County Executive Kevin Kamenetz reportedly told residents from Towson Manor Village and the Greater Towson Council of Community Associations on Friday that a proposal to build a new fire station on the site of Towson Manor Park was "not a done deal."
Yet the county executive wouldn't rule it out, either, according to Paul Hartman, vice president of the GTCCA.
"He didn't want to take it off the table," said Hartman, one of several residents who attended the meeting Friday, Dec. 7, with the county executive in Towson.
The session gave citizens and Kamenetz a chance to talk about the proposal, which surfaced this week, to sell the county's existing firehouse in Towson, located on York Road, and use the proceeds to build a new station at Towson Manor Park, at Towsontown Boulevard and Virginia Avenue.
The county executive had reportedly pitched the idea as a way to also fund air conditioning at Dumbarton Middle School.
On Thursday night, dozens of residents attended a meeting to oppose the plan, saying they didn't want to lose the park, and also criticizing what they saw as a lack of communication with the community on the matter.
Hartman said at the Friday meeting, Kamenetz, "understood the reason why people are upset," and said other sites may be considered.
"The park's not completely off the table, but clearly they're looking at other sites, more suitable sites," said 5th District County Councilman David Marks, who also attended the Friday meeting. "I think there are other locations, but there may be hurdles with them.
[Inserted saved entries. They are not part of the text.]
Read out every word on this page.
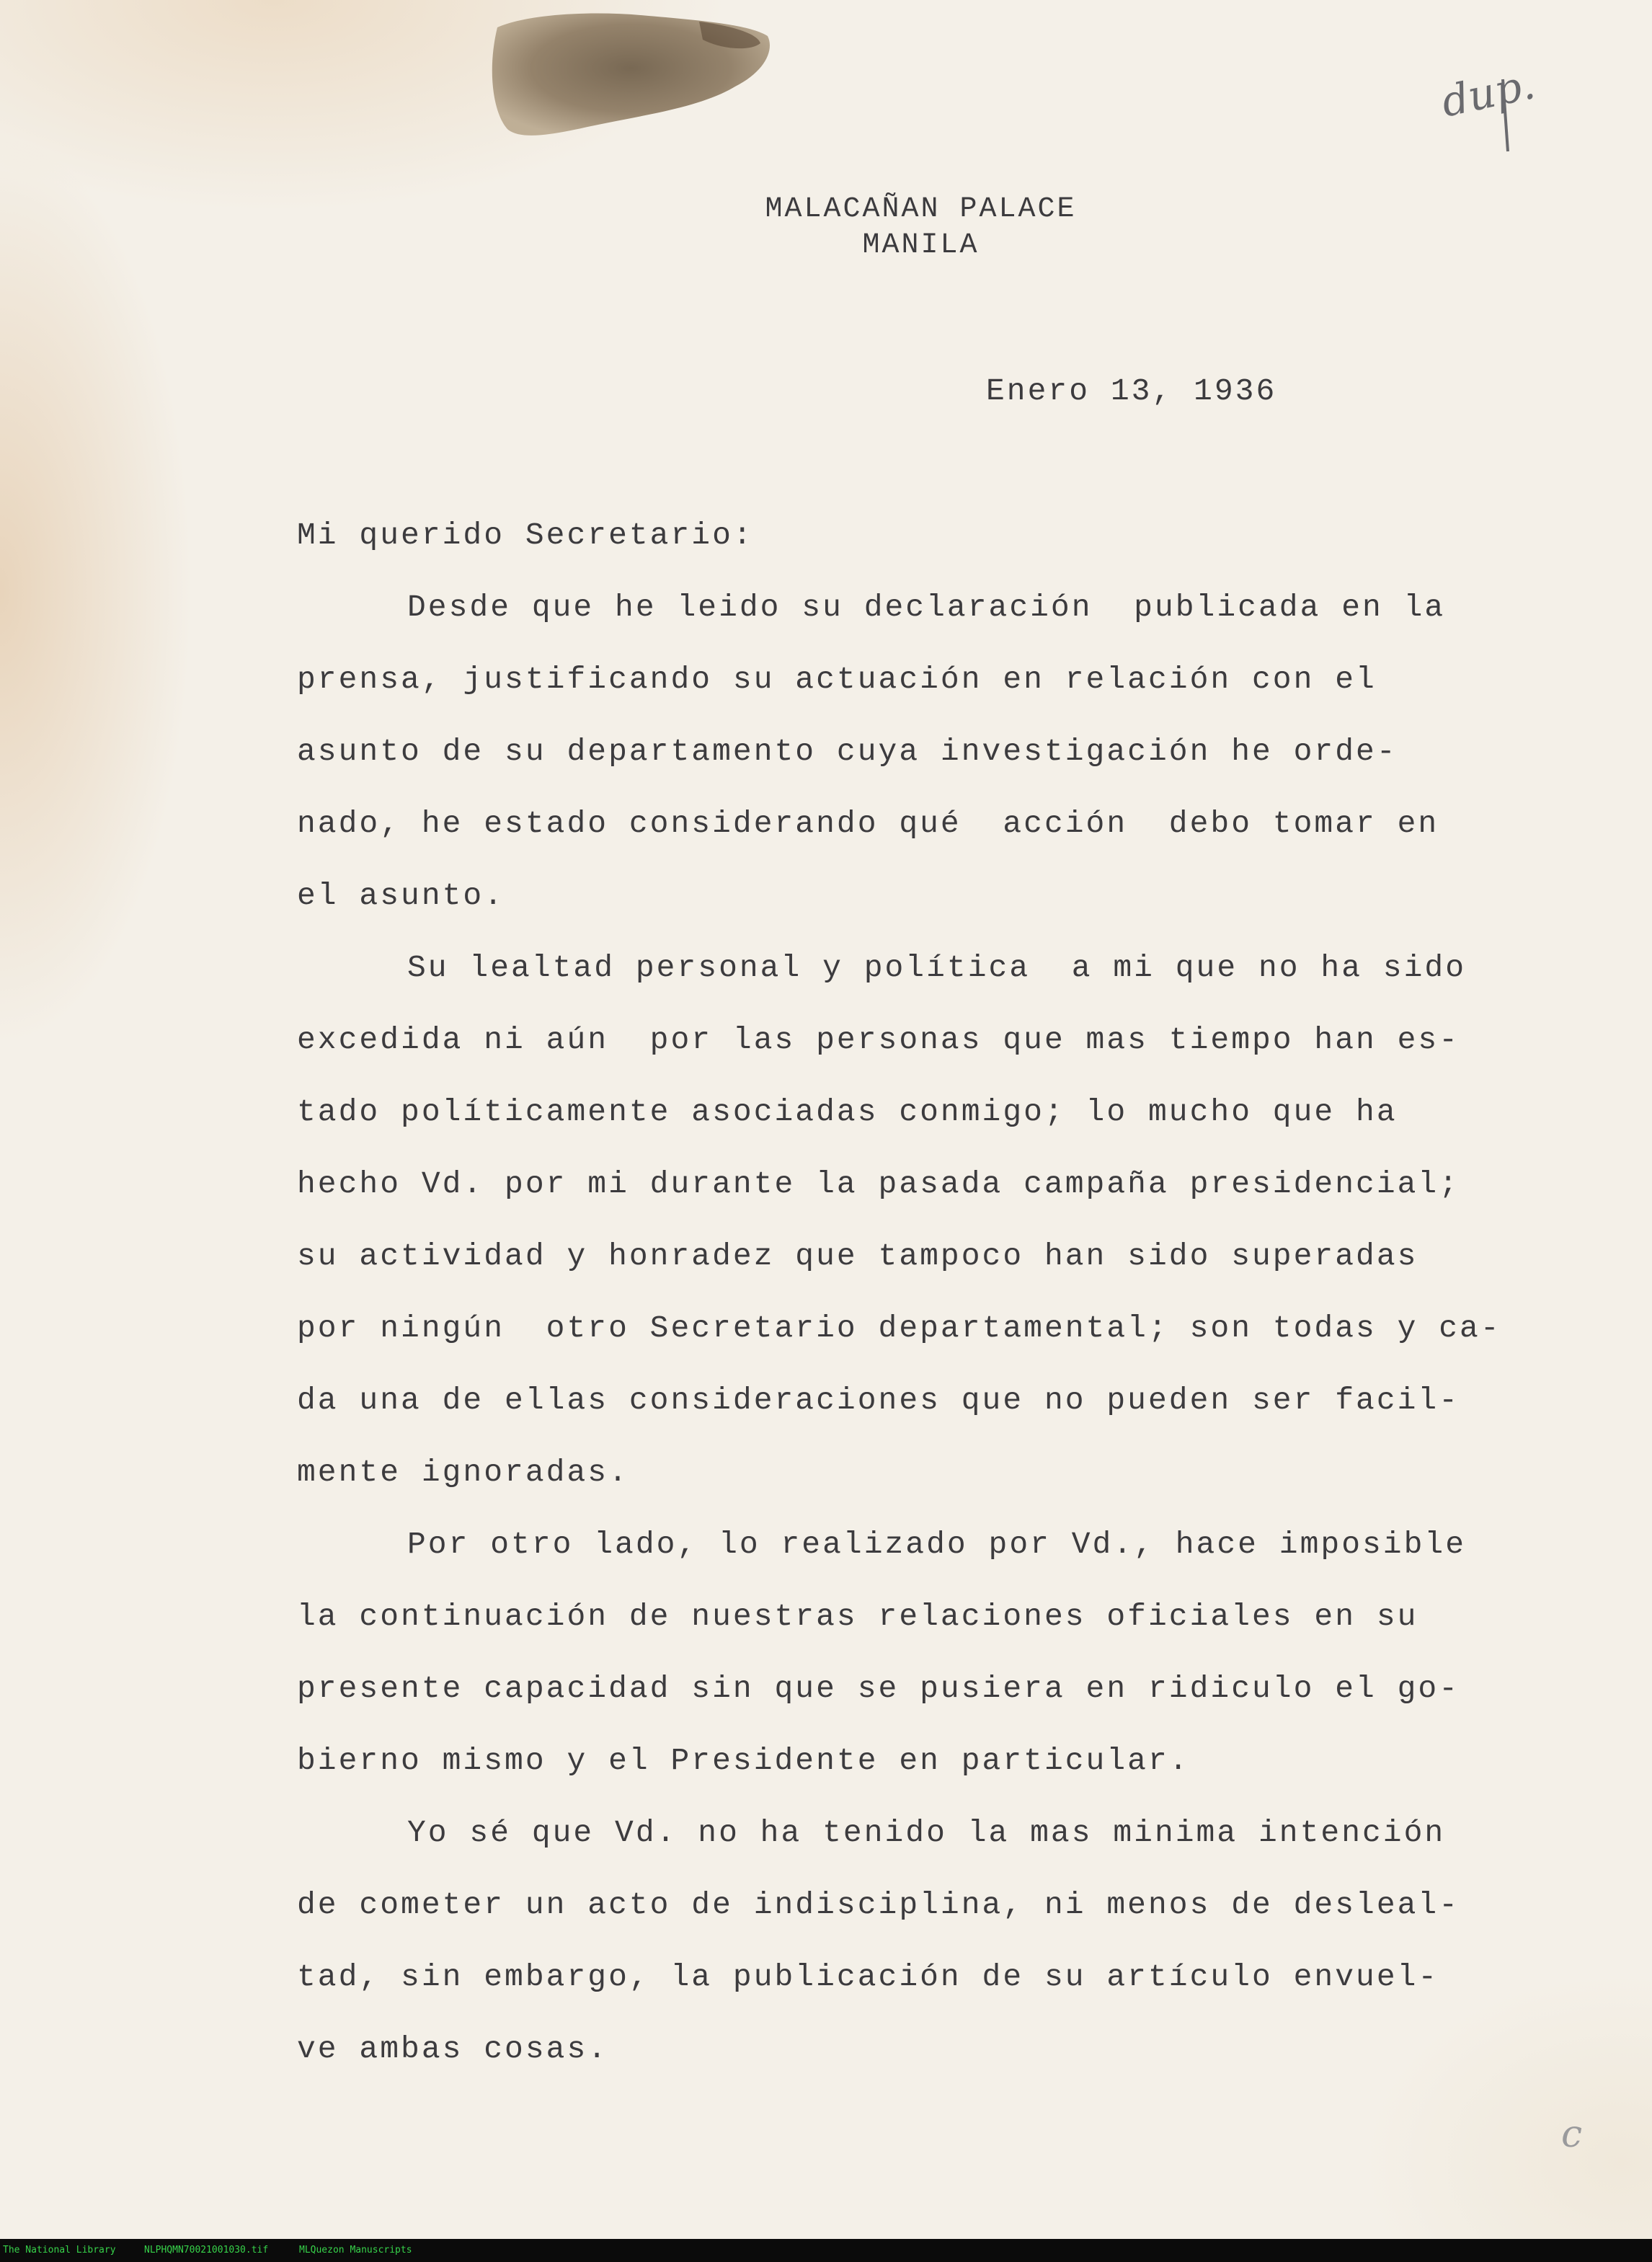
dup.
c
MALACAÑAN PALACE
MANILA
Enero 13, 1936
Mi querido Secretario:
Desde que he leido su declaración  publicada en la
prensa, justificando su actuación en relación con el
asunto de su departamento cuya investigación he orde-
nado, he estado considerando qué  acción  debo tomar en
el asunto.
Su lealtad personal y política  a mi que no ha sido
excedida ni aún  por las personas que mas tiempo han es-
tado políticamente asociadas conmigo; lo mucho que ha
hecho Vd. por mi durante la pasada campaña presidencial;
su actividad y honradez que tampoco han sido superadas
por ningún  otro Secretario departamental; son todas y ca-
da una de ellas consideraciones que no pueden ser facil-
mente ignoradas.
Por otro lado, lo realizado por Vd., hace imposible
la continuación de nuestras relaciones oficiales en su
presente capacidad sin que se pusiera en ridiculo el go-
bierno mismo y el Presidente en particular.
Yo sé que Vd. no ha tenido la mas minima intención
de cometer un acto de indisciplina, ni menos de desleal-
tad, sin embargo, la publicación de su artículo envuel-
ve ambas cosas.
The National Library	NLPHQMN70021001030.tif	MLQuezon Manuscripts
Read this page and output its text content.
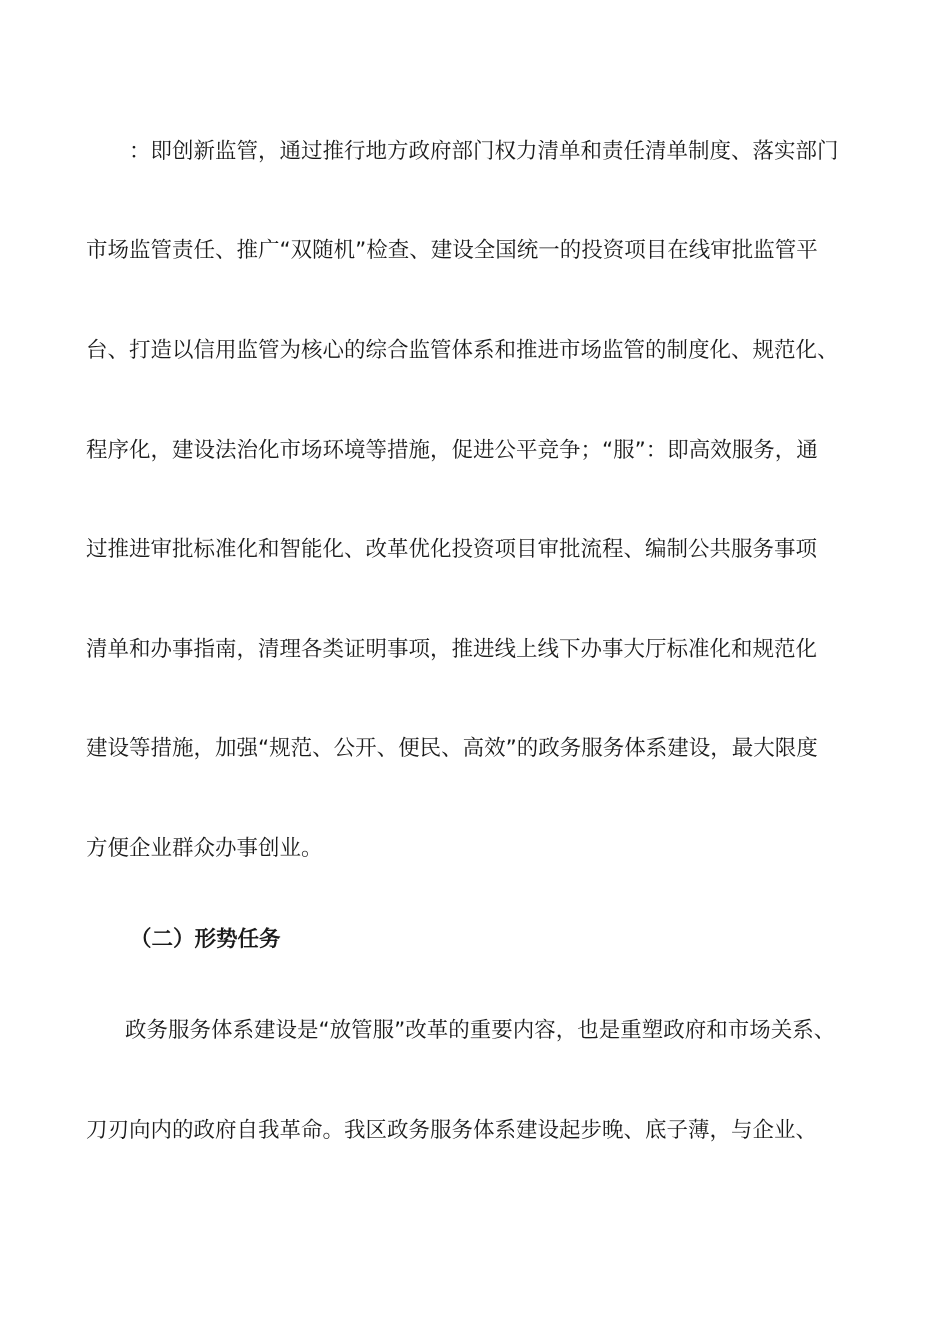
　　：即创新监管，通过推行地方政府部门权力清单和责任清单制度、落实部门
市场监管责任、推广“双随机”检查、建设全国统一的投资项目在线审批监管平
台、打造以信用监管为核心的综合监管体系和推进市场监管的制度化、规范化、
程序化，建设法治化市场环境等措施，促进公平竞争；“服”：即高效服务，通
过推进审批标准化和智能化、改革优化投资项目审批流程、编制公共服务事项
清单和办事指南，清理各类证明事项，推进线上线下办事大厅标准化和规范化
建设等措施，加强“规范、公开、便民、高效”的政务服务体系建设，最大限度
方便企业群众办事创业。
（二）形势任务
政务服务体系建设是“放管服”改革的重要内容，也是重塑政府和市场关系、
刀刃向内的政府自我革命。我区政务服务体系建设起步晚、底子薄，与企业、
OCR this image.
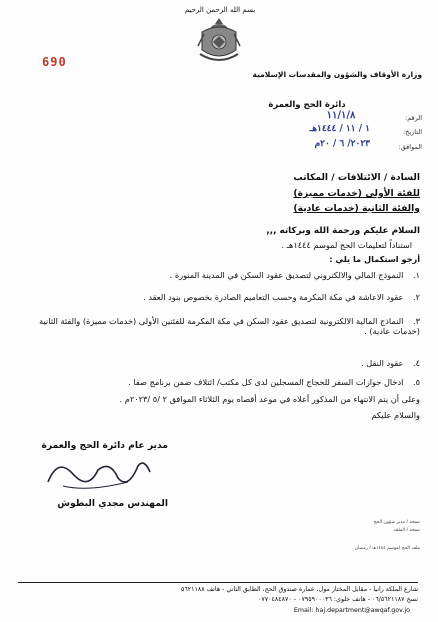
بسم الله الرحمن الرحيم
وزارة الأوقاف والشؤون والمقدسات الإسلامية
690
دائرة الحج والعمرة
الرقم:
١١/١/٨
التاريخ:
١ / ١١ / ١٤٤٤هـ
الموافق:
٢٠٢٣/ ٦ / ٢٠م
السادة / الائتلافات / المكاتب
للفئة الأولى (خدمات مميزة)
والفئة الثانية (خدمات عادية)
السلام عليكم ورحمة الله وبركاته ,,,
استناداً لتعليمات الحج لموسم ١٤٤٤هـ .
أرجو استكمال ما يلي :
١. النموذج المالي والالكتروني لتصديق عقود السكن في المدينة المنورة .
٢. عقود الاعاشة في مكة المكرمة وحسب التعاميم الصادرة بخصوص بنود العقد .
٣. النماذج المالية الالكترونية لتصديق عقود السكن في مكة المكرمة للفئتين الأولى (خدمات مميزة) والفئة الثانية (خدمات عادية) .
٤. عقود النقل .
٥. ادخال جوازات السفر للحجاج المسجلين لدى كل مكتب/ ائتلاف ضمن برنامج صفا .
وعلى أن يتم الانتهاء من المذكور أعلاه في موعد أقصاه يوم الثلاثاء الموافق ٢ /٥ /٢٠٢٣م .
والسلام عليكم
مدير عام دائرة الحج والعمرة
المهندس مجدي البطوش
نسخة / مدير شؤون الحج
نسخة / الملف
ملف الحج لموسم ١٤٤٤هـ / رمضان
شارع الملكة رانيا - مقابل المختار مول، عمارة صندوق الحج، الطابق الثاني - هاتف ٥٦٢١١٨٨
نسخ ٠٦/٥٦٢١١٨٧ - هاتف خلوي: ٠٧٩٥٩٠٠٠٣٦ - ٠٧٧٠٤٨٤٨٧٠
Email: haj.department@awqaf.gov.jo
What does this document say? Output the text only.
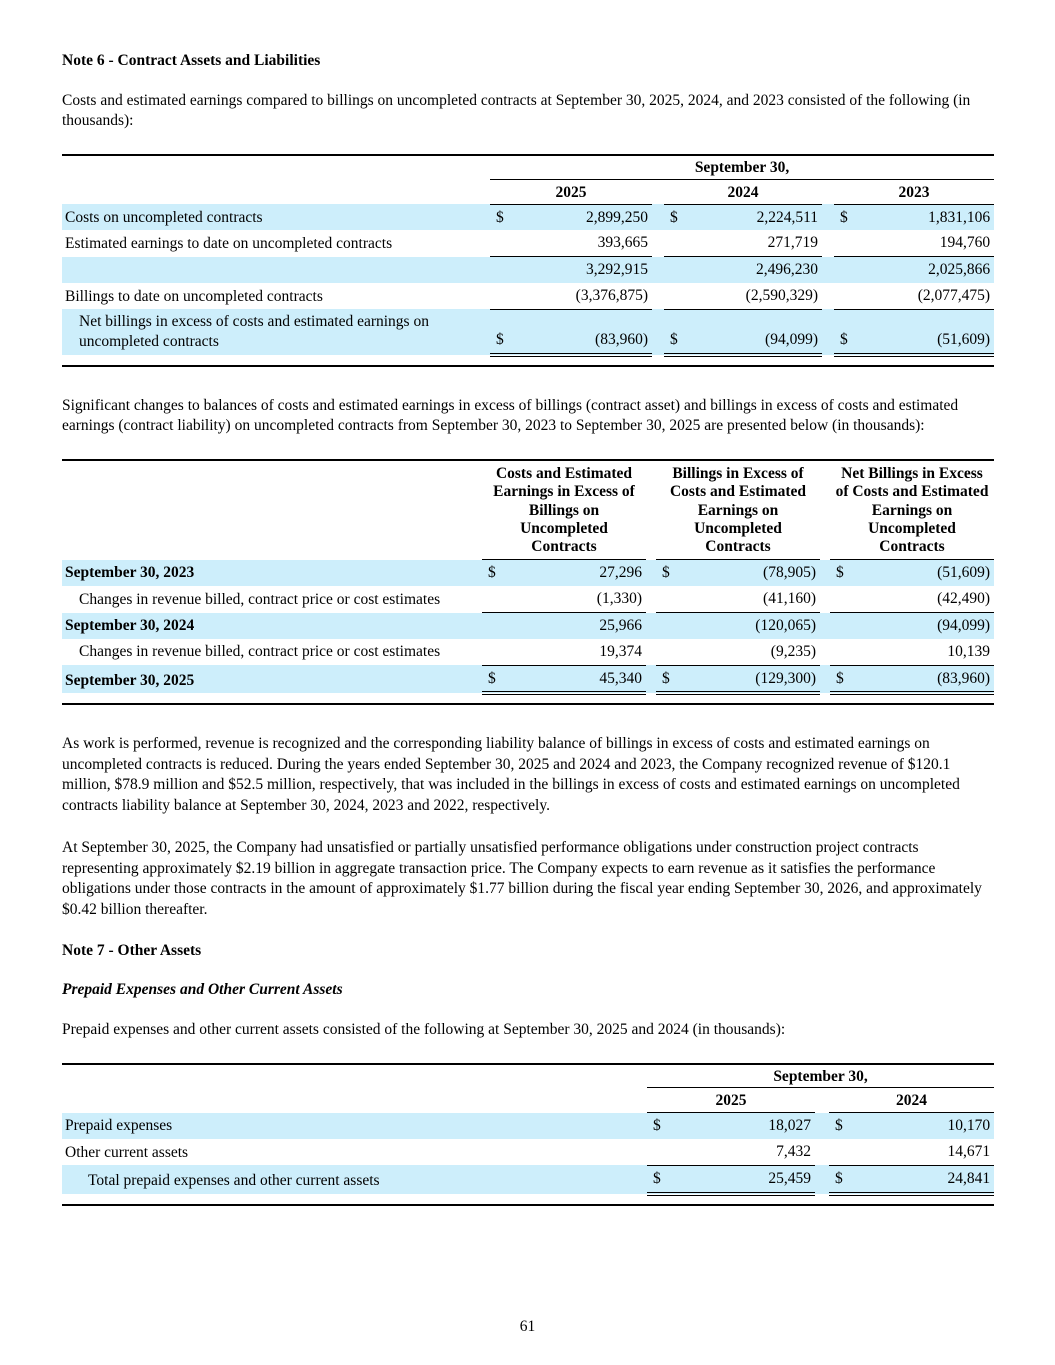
Note 6 - Contract Assets and Liabilities
Costs and estimated earnings compared to billings on uncompleted contracts at September 30, 2025, 2024, and 2023 consisted of the following (in thousands):
	September 30,							
	2025			2024			2023	
Costs on uncompleted contracts	$	2,899,250		$	2,224,511		$	1,831,106
Estimated earnings to date on uncompleted contracts		393,665			271,719			194,760
		3,292,915			2,496,230			2,025,866
Billings to date on uncompleted contracts		(3,376,875)			(2,590,329)			(2,077,475)
Net billings in excess of costs and estimated earnings on uncompleted contracts	$	(83,960)		$	(94,099)		$	(51,609)
Significant changes to balances of costs and estimated earnings in excess of billings (contract asset) and billings in excess of costs and estimated earnings (contract liability) on uncompleted contracts from September 30, 2023 to September 30, 2025 are presented below (in thousands):
	Costs and Estimated Earnings in Excess of Billings on Uncompleted Contracts			Billings in Excess of Costs and Estimated Earnings on Uncompleted Contracts			Net Billings in Excess of Costs and Estimated Earnings on Uncompleted Contracts	
September 30, 2023	$	27,296		$	(78,905)		$	(51,609)
Changes in revenue billed, contract price or cost estimates		(1,330)			(41,160)			(42,490)
September 30, 2024		25,966			(120,065)			(94,099)
Changes in revenue billed, contract price or cost estimates		19,374			(9,235)			10,139
September 30, 2025	$	45,340		$	(129,300)		$	(83,960)
As work is performed, revenue is recognized and the corresponding liability balance of billings in excess of costs and estimated earnings on uncompleted contracts is reduced. During the years ended September 30, 2025 and 2024 and 2023, the Company recognized revenue of $120.1 million, $78.9 million and $52.5 million, respectively, that was included in the billings in excess of costs and estimated earnings on uncompleted contracts liability balance at September 30, 2024, 2023 and 2022, respectively.
At September 30, 2025, the Company had unsatisfied or partially unsatisfied performance obligations under construction project contracts representing approximately $2.19 billion in aggregate transaction price. The Company expects to earn revenue as it satisfies the performance obligations under those contracts in the amount of approximately $1.77 billion during the fiscal year ending September 30, 2026, and approximately $0.42 billion thereafter.
Note 7 - Other Assets
Prepaid Expenses and Other Current Assets
Prepaid expenses and other current assets consisted of the following at September 30, 2025 and 2024 (in thousands):
	September 30,				
	2025			2024	
Prepaid expenses	$	18,027		$	10,170
Other current assets		7,432			14,671
Total prepaid expenses and other current assets	$	25,459		$	24,841
61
It's difficult to find the perfect spot."
In addition to Kamenetz and Marks, Hartman said the meeting was attended by county Chief of Staff Don Mohler, GTCCA members David Kosak and Ed Kilcullen, East Towson Improvement Association representative Adelaide Bentley and others.
"We did ask him specifically to take (the park) off the table," he said.
And, while Kamenetz declined to do so, community members were told, "this is not a done deal — he actually said that. He said it's not the final word," Hartman said.
Hartman said Kamenetz discussed his study of county properties as a way to fund needed capital projects. Ellen Kobler, a spokeswoman for the county, said the administration is conducting a comprehensive review of county properties, and he hopes to release a report on the findings next week.
"There's going to be outreach once we're at the point that we can discuss the findings," she said.
Hartman said he thinks the idea of utilizing excess properties, generally, "is worth exploring — within reason."
But Towson Manor Park is not a good option, he said. He said representatives tried to convey that, "the value of this park is very great to those who use it, and Towson really has a shortage of green space."
"That park was built with quite a bit of work by residents," Hartman said. "A lot of blood, sweat and tears went into it."
Marks called the Friday session "a very thoughtful dialogue."
"These are big decisions," he said. "The county doesn't have a lot of resources, it's a difficult economy ... (and) Towson is an area that needs investment in roads, school and infrastructure."
And while Marks said he understands residents' concern about the park not being the right spot for a new fire station, he said selling the York Road fire station site is a good idea, regardless of where a new station lands.
"Personally, I think the sale of the fire station (site) is a good thing," he said. "It's good to get land on private tax rolls, and that fire station does need to be replaced. Most people agree with that."
After the meeting, Marks added that, "I believe the end result will be a fire station at a suitable location and the retention of the Towson Manor Village Park, which we all want to save."